# Tube-mouthed pencilfish - any advice?



## darryfish (Feb 15, 2010)

We just brought home a small school of tube-mouthed pencilfish (Nannostomus eques, is what we believe they are) yesterday for our 30-gallon planted aquarium. I am enchanted! I love the way they flutter their fins (like little hummingbirds). Sadly, 1 died the first night--from the trauma of adjustment, I assume--but the other 8 seem to be doing well. They are coloring up with pretty silver and red highlights, and it's fun to see the school make the rounds of the tank, all swimming at that 45-degree angle. We tried to research this species online and did find some pages, but not the abundance of info that you see for other more common species. We are expecting them to be somewhat picky eaters and are assuming that's probably a major factor in why some people report they're "difficult" to keep and others say they're "easy." So far they are taking frozen bloodworms and freeze-dried cyclops, and we've got some small live food cultures on the way (our cultures did not survive our recent move and we hadn't gotten new starters since). I had thought they would like baby scuds, which we do have, but the scuds swim down and hide in the gravel before the pencilfish even notice them, and the pencilfish are definitely oriented to the top to feed--so it looks like the vinegar eels, which are on their way, will be good for them.

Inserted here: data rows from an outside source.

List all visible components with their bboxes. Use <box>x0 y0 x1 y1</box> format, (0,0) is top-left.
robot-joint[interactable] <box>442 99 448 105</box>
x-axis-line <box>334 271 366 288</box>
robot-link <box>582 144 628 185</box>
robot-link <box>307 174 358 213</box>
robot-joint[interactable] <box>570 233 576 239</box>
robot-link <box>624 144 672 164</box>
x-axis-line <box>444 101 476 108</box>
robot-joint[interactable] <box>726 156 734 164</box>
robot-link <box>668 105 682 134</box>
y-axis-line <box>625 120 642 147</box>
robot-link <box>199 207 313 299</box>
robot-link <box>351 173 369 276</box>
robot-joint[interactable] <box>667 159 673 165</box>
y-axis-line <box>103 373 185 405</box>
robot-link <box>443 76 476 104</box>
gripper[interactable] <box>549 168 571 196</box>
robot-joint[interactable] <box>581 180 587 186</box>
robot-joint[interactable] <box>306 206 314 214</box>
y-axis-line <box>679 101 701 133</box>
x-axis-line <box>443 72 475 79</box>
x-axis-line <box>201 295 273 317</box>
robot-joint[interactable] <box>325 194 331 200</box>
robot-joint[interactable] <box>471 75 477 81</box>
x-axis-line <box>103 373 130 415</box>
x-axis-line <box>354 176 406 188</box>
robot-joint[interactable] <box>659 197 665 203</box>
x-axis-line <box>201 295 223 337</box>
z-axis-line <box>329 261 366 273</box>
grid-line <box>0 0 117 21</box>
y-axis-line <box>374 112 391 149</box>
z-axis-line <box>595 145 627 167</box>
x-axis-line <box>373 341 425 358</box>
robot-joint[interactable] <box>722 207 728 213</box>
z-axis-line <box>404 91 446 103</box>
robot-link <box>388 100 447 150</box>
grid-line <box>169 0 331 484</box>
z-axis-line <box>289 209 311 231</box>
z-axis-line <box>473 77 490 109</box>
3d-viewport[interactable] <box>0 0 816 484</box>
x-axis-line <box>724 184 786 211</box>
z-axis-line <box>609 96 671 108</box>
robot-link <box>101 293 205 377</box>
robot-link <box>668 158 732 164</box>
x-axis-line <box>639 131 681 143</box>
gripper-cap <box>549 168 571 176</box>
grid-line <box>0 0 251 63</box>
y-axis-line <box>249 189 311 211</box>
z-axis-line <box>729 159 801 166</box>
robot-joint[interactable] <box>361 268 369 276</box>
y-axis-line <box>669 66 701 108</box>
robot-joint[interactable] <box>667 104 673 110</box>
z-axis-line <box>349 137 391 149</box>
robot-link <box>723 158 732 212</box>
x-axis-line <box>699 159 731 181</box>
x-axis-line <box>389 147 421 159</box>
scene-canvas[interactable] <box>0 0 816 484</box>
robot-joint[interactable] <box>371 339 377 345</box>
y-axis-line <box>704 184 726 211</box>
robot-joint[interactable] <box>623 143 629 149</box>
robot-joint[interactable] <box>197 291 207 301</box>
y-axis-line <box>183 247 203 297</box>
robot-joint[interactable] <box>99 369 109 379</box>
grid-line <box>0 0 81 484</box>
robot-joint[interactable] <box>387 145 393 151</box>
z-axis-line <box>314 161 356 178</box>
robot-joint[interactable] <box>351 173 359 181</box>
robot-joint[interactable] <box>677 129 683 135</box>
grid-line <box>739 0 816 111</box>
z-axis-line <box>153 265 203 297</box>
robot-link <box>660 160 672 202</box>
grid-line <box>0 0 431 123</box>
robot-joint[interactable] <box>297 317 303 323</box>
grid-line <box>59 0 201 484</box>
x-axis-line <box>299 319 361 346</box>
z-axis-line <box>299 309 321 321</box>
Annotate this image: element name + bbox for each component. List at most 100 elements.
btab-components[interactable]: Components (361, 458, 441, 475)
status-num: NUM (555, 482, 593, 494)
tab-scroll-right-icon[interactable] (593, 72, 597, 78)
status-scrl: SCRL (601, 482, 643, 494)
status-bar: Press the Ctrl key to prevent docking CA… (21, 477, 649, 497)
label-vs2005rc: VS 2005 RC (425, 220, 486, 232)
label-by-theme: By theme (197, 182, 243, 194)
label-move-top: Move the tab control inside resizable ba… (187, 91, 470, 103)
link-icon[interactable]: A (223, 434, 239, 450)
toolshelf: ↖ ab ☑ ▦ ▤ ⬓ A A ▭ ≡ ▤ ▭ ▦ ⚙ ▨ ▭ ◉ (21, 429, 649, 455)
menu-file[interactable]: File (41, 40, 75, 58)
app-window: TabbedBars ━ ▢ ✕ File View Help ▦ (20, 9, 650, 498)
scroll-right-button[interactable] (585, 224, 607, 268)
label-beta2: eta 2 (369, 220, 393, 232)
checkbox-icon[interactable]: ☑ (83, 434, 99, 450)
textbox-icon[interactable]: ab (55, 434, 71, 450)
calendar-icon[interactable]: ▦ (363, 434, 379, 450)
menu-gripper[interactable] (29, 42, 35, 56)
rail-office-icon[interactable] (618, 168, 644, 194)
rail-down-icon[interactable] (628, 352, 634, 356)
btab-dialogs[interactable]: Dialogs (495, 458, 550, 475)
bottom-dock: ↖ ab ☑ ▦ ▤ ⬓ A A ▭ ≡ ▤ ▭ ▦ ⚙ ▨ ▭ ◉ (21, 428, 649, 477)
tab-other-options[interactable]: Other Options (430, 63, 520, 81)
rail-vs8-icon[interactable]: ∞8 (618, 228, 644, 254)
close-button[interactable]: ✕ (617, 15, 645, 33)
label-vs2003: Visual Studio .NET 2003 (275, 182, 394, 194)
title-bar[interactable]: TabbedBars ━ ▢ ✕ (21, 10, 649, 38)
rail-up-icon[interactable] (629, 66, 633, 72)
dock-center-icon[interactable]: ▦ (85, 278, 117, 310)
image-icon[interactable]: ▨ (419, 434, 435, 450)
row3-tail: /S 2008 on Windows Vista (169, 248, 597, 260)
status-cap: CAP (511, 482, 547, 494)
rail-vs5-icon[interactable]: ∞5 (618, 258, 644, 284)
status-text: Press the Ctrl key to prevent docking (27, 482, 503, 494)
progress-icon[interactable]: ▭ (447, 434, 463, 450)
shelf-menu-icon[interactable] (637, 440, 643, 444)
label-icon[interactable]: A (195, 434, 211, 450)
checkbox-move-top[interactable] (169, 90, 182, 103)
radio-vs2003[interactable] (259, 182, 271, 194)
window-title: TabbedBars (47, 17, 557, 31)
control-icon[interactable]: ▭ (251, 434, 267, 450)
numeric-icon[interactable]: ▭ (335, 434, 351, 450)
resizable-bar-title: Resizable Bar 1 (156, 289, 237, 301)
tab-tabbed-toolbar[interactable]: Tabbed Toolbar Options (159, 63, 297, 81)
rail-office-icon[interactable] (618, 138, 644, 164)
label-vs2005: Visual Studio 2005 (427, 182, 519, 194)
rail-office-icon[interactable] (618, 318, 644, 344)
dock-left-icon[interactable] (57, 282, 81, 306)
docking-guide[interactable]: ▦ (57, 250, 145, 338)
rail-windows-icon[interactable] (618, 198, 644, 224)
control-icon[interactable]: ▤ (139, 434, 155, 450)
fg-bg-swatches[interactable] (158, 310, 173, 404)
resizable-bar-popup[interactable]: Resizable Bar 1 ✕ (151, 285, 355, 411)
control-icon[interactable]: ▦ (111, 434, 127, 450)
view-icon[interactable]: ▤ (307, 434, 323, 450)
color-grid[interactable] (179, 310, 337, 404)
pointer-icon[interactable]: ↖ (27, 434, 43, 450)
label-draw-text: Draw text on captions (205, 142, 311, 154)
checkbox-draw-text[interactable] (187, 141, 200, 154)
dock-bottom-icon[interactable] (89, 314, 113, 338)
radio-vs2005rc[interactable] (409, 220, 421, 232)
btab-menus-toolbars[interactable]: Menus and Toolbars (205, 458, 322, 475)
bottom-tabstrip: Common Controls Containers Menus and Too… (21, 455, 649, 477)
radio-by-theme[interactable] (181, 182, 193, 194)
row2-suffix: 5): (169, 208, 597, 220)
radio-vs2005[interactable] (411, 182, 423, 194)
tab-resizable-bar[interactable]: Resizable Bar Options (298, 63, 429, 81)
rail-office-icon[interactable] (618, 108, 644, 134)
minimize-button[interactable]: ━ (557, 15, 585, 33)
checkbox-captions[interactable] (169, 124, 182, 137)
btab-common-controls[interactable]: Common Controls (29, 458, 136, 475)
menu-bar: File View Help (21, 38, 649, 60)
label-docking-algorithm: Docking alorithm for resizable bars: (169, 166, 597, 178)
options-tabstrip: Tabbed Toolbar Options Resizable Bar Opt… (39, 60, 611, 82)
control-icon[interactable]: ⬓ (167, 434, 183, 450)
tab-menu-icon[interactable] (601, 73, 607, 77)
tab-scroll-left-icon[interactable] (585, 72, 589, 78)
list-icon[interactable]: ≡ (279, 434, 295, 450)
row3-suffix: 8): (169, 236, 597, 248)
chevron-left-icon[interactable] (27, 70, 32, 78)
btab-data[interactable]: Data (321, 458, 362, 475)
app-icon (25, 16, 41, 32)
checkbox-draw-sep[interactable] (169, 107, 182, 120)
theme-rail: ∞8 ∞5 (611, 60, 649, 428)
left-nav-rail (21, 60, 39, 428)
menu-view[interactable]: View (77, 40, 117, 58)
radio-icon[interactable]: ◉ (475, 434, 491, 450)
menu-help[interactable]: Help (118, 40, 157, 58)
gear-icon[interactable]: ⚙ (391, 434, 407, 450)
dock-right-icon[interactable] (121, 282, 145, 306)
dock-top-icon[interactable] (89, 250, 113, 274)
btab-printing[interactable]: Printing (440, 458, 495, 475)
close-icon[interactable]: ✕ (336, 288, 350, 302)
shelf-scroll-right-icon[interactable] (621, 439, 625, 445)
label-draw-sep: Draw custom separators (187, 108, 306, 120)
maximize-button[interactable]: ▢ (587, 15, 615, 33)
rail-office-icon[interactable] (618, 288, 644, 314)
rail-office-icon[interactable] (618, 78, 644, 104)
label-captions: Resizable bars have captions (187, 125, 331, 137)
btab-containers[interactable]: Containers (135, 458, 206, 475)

Anyone out there who has kept these fish? I'd love to hear about any of your experiences and/or advice!


----------



## Xorcios (Dec 23, 2010)

I had six of these fish. They are nit-picky about eating at first. I started them off with frozen baby brine shrimp. They would gobble that up. Note that they have tiny little narrow mouths, so they gag on all but the smallest food items. I tried well washed tubifex worms and they could eat those but with some difficulty (and tubifex worms are really thin!). Once acclimated and accustomed to the new foods they are more adventurous and even bold in the face of much larger fish to get their share. You'll find they will come to take finely crushed flake food and other dry foods. Eventually they'll learn to bite off pieces of larger items for themselves. In time they'll also learn to check on the bottom gravel for sinking food. They're fantastic little fish. I hope you enjoy them for years to come.


----------